Discovery channel's two-hour program on finding the mummy of the female king was interesting with amazing access to the royal mummies. However, for people like myself who read and watch everything I can on Egypt's mummy collection, I could not help but notice a huge error.
The mummy being marketed in the show as unknown women "B" from the Deir el Bahari cache was, in fact, unknown women "D" from the tomb of Amenhotep II in the Valley of the Kings complete with her raised toe on her left foot.
The fact that Dr. Zahi Hawass was able to accept that the mummy identified as Thutmosis I was not that king, is good, most people interested in this subject realized this many decades ago. However, it is worrying that unknown women "D" now has CT scan records identified as belonging to unknown women "B".
With such an obvious mistake occurring it leaves me to wonder about the final sensational results of the finding of Hatshepsut, though all appears to be well. How such a mistake could occur among all these experts from the Supreme Council of Antiquities, its director, as well as the staff of the Cairo Egyptian museum amazes me that not one of them realized the error.

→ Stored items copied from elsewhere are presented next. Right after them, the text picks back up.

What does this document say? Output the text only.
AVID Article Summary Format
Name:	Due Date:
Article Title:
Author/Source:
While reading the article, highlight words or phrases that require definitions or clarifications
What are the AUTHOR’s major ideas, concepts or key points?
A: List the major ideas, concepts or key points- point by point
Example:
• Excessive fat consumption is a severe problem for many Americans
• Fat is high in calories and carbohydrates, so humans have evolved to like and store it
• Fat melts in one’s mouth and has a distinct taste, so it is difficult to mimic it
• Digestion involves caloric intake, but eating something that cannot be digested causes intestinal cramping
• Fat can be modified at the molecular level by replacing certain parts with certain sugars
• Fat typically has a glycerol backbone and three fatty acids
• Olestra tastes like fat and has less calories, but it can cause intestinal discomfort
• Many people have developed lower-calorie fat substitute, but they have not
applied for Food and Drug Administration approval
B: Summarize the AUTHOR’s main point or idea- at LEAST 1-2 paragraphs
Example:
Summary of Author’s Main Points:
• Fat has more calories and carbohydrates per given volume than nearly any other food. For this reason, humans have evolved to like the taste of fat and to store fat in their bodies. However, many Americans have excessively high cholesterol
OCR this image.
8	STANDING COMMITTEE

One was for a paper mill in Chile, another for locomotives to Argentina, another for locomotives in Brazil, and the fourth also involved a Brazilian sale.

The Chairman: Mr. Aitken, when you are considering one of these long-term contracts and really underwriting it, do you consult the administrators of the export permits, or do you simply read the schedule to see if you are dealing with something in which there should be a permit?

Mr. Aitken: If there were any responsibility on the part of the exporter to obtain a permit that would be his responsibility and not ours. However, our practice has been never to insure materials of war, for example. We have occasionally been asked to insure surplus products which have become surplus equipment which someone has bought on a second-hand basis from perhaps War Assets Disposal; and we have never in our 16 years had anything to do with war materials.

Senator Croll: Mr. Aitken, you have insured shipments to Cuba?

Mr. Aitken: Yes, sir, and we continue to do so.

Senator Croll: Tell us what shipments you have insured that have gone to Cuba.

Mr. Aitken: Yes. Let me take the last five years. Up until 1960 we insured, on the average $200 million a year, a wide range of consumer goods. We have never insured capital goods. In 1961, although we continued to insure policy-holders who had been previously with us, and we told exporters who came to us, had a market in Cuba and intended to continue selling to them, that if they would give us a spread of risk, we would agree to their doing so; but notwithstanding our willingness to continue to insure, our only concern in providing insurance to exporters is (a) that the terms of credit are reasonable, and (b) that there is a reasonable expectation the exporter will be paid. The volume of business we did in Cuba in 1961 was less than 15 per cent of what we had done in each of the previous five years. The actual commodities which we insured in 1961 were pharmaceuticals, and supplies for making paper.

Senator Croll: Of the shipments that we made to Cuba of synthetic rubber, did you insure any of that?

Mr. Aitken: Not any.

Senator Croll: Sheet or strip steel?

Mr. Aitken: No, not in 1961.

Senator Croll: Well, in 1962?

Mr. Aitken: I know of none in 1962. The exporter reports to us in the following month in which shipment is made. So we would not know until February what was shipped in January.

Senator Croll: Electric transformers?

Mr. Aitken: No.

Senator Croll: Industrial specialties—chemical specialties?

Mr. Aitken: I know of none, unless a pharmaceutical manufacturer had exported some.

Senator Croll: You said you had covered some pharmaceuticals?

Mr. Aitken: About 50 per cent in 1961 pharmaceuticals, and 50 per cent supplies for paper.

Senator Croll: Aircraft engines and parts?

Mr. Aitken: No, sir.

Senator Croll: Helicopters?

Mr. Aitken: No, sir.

Dr. Hawass should correct this mistake before the CT scan on unknown women "D" gets filed away under the title of unknown women "B" and forgotten. The mistake, unfortunately, is almost as big as the discovery.
Small and misleading graphic showing unknown woman "A" lying next to unknown woman "B" with the Hatshepsut box described as being between them in the last chamber of DB320. To my knowledge, the excavator of DB320 never made any notes in regard to the position that either of these mummies or the box were found in the tomb.
All, in all I was entertained partly because of the mistakes.